The practical case is that the tooling now supports it. Docker Model Runner lets you run Claude Code locally without hitting Anthropic's API. llama.cpp and its forks run on everything from old desktops to MacBooks to mini PCs. Quantized models at IQ4, Q4_K_M, and similar levels fit 7B-27B parameter models on consumer hardware with acceptable quality loss.

Canirun.ai provides a simple lookup: plug in your hardware, see what models you can run. The Strix Halo mini PC ecosystem (documented in an updated May 2026 chart) gives you a growing list of small-form-factor machines with enough unified memory to run 14B-32B models comfortably.

What I would build

If I were setting up a local AI workstation today, here is what I would do, based on the data above.

For hardware, I would prioritize memory bandwidth above all else. An RTX 3090 or 4090 with 24 GB VRAM gives you the best price-to-bandwidth ratio for consumer hardware.
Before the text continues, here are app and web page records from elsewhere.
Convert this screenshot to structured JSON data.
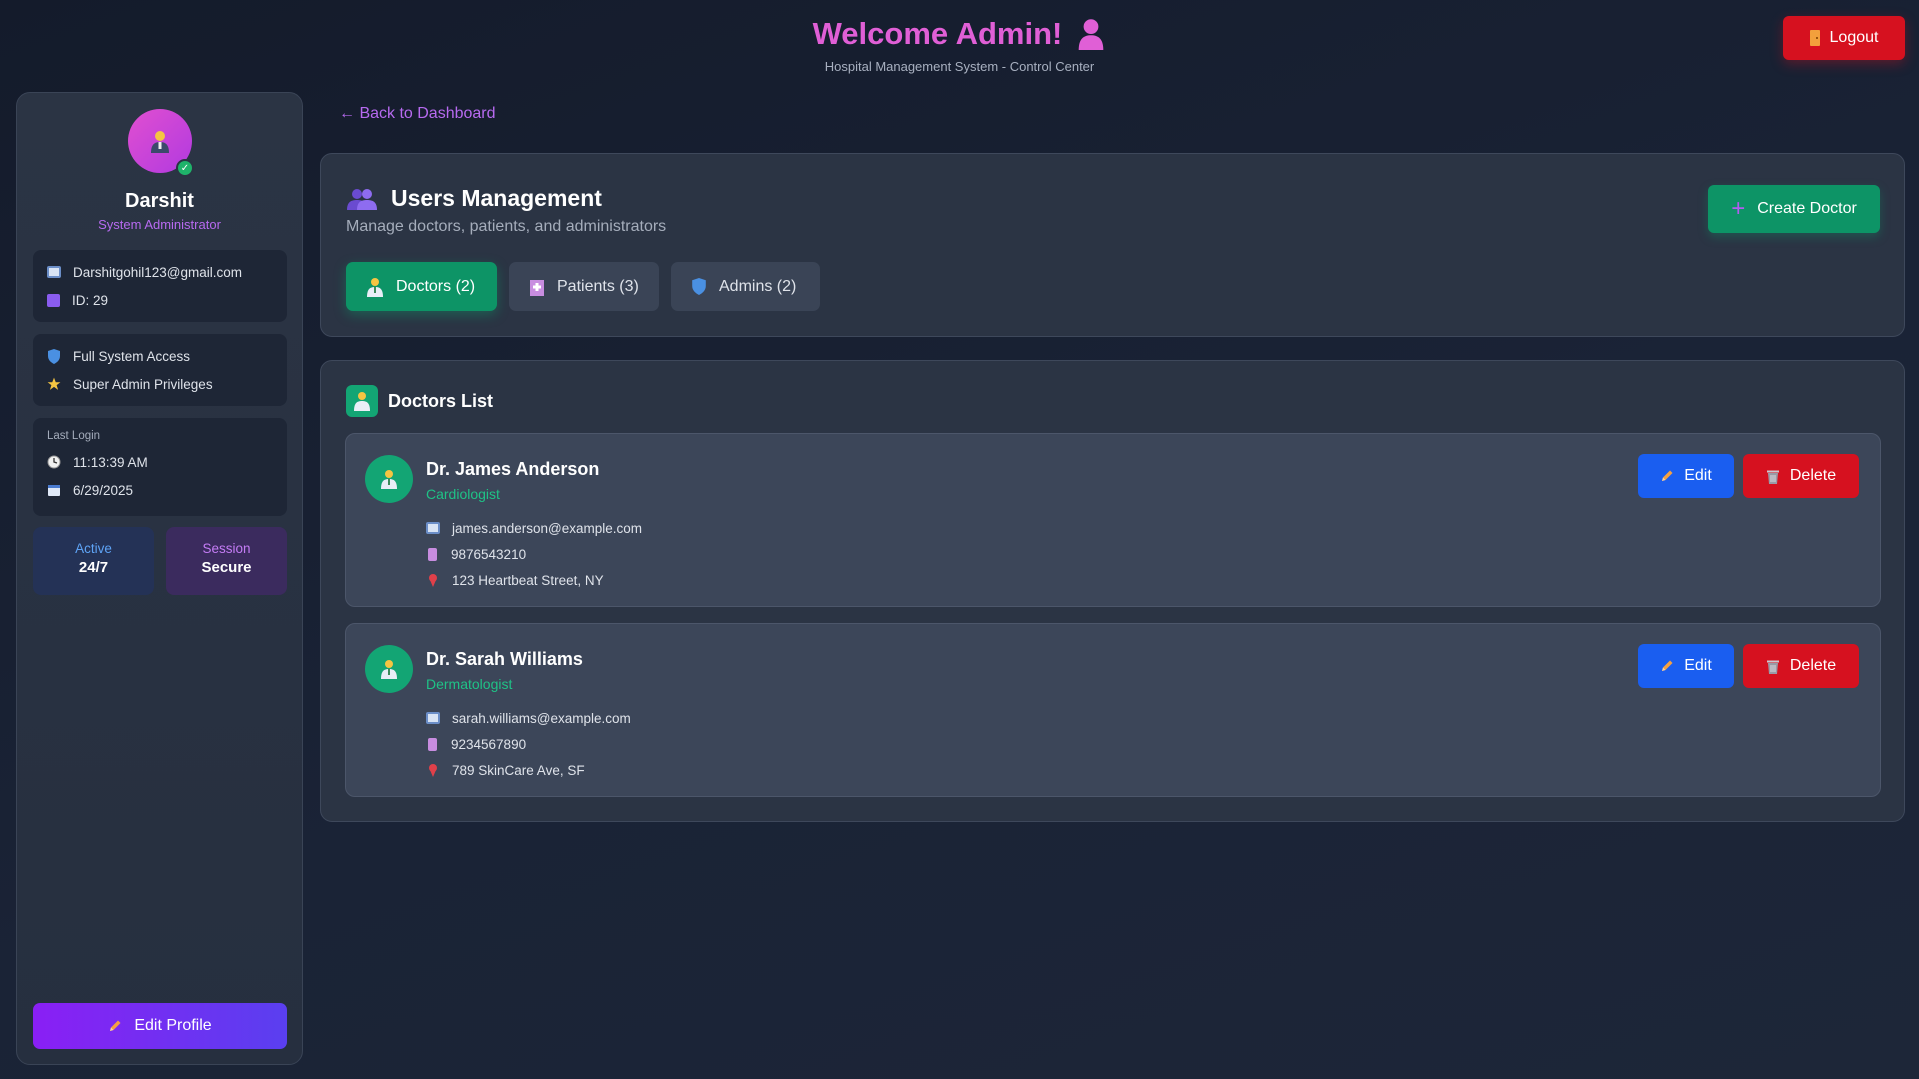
{
  "header": {
    "title": "Welcome Admin!",
    "subtitle": "Hospital Management System - Control Center",
    "logout_label": "Logout"
  },
  "sidebar": {
    "name": "Darshit",
    "role": "System Administrator",
    "email": "Darshitgohil123@gmail.com",
    "id": "ID: 29",
    "permissions": [
      "Full System Access",
      "Super Admin Privileges"
    ],
    "last_login_label": "Last Login",
    "last_login_time": "11:13:39 AM",
    "last_login_date": "6/29/2025",
    "stats": [
      {
        "label": "Active",
        "value": "24/7"
      },
      {
        "label": "Session",
        "value": "Secure"
      }
    ],
    "edit_profile_label": "Edit Profile"
  },
  "main": {
    "back_link": "← Back to Dashboard",
    "title": "Users Management",
    "subtitle": "Manage doctors, patients, and administrators",
    "create_button": "Create Doctor",
    "tabs": [
      {
        "label": "Doctors (2)"
      },
      {
        "label": "Patients (3)"
      },
      {
        "label": "Admins (2)"
      }
    ],
    "list_title": "Doctors List",
    "doctors": [
      {
        "name": "Dr. James Anderson",
        "specialty": "Cardiologist",
        "email": "james.anderson@example.com",
        "phone": "9876543210",
        "address": "123 Heartbeat Street, NY"
      },
      {
        "name": "Dr. Sarah Williams",
        "specialty": "Dermatologist",
        "email": "sarah.williams@example.com",
        "phone": "9234567890",
        "address": "789 SkinCare Ave, SF"
      }
    ],
    "edit_label": "Edit",
    "delete_label": "Delete"
  },
  "colors": {
    "accent_pink": "#e05fd6",
    "accent_purple": "#b76af0",
    "success_green": "#0d9466",
    "primary_blue": "#1a5ef0",
    "danger_red": "#d6111f"
  }
}
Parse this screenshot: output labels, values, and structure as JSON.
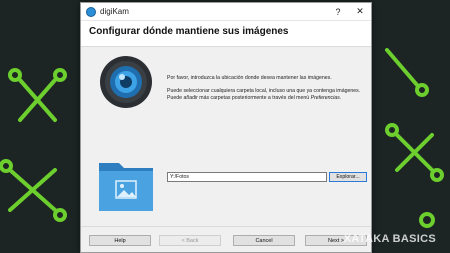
{
  "window": {
    "title": "digiKam",
    "help_glyph": "?",
    "close_glyph": "✕"
  },
  "page": {
    "heading": "Configurar dónde mantiene sus imágenes",
    "paragraph1": "Por favor, introduzca la ubicación donde desea mantener las imágenes.",
    "paragraph2_line1": "Puede seleccionar cualquiera carpeta local, incluso una que ya contenga imágenes.",
    "paragraph2_line2_prefix": "Puede añadir más carpetas posteriormente a través del menú ",
    "paragraph2_line2_em": "Preferencias",
    "paragraph2_line2_suffix": "."
  },
  "path": {
    "value": "Y:/Fotos",
    "browse_label": "Explorar..."
  },
  "footer": {
    "help_label": "Help",
    "back_label": "< Back",
    "cancel_label": "Cancel",
    "next_label": "Next >"
  },
  "watermark": {
    "text": "XATAKA BASICS"
  },
  "icons": {
    "app": "digikam-icon",
    "lens": "camera-lens-icon",
    "folder": "pictures-folder-icon"
  }
}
If you need unified memory for large contexts and prefer not to manage GPU/CPU memory splits, a maxed-out M-series Mac is the next best option. The DGX Spark and Strix Halo systems are interesting but currently sit in an awkward middle ground: not enough bandwidth to compete with dedicated GPUs, not enough unified memory advantage over the M5 to justify the ecosystem lock-in.

For software, I would start with ik_llama.cpp and test against stock llama.cpp. The configuration from the Qwen 3.6 27B benchmark is a good template: IQ4_KS quantization, q8_0 KV cache, flash attention, multi-token prediction, and the relevant merge flags. Copy those flags, adjust context size to your VRAM, and benchmark.

For workflows, I would invest time in structured agent patterns before buying bigger hardware. A 9B model with a map-reduce pipeline, structured outputs, and checkpointing will outperform a 70B model used as a chat interface for most development tasks. The agent loop does not need to be sophisticated. It needs to be reliable, parallelizable, and able to recover from failures.

For browser deployment, I would use browser inference only when the privacy benefit is clear and the performance budget allows it. Sentiment analysis on user input before it leaves the device. Speech recognition without a server round-trip. Not general-purpose chat.

The local AI space in 2026 is not about replacing cloud services entirely. It is about having a real choice. For narrow tasks, old hardware works. For daily development, structured workflows with small models work. For maximum single-stream performance, memory bandwidth and backend choice matter more than any other variable. The tools exist. The benchmarks are public. The only remaining question is whether you are willing to configure your own stack instead of reaching for an API key.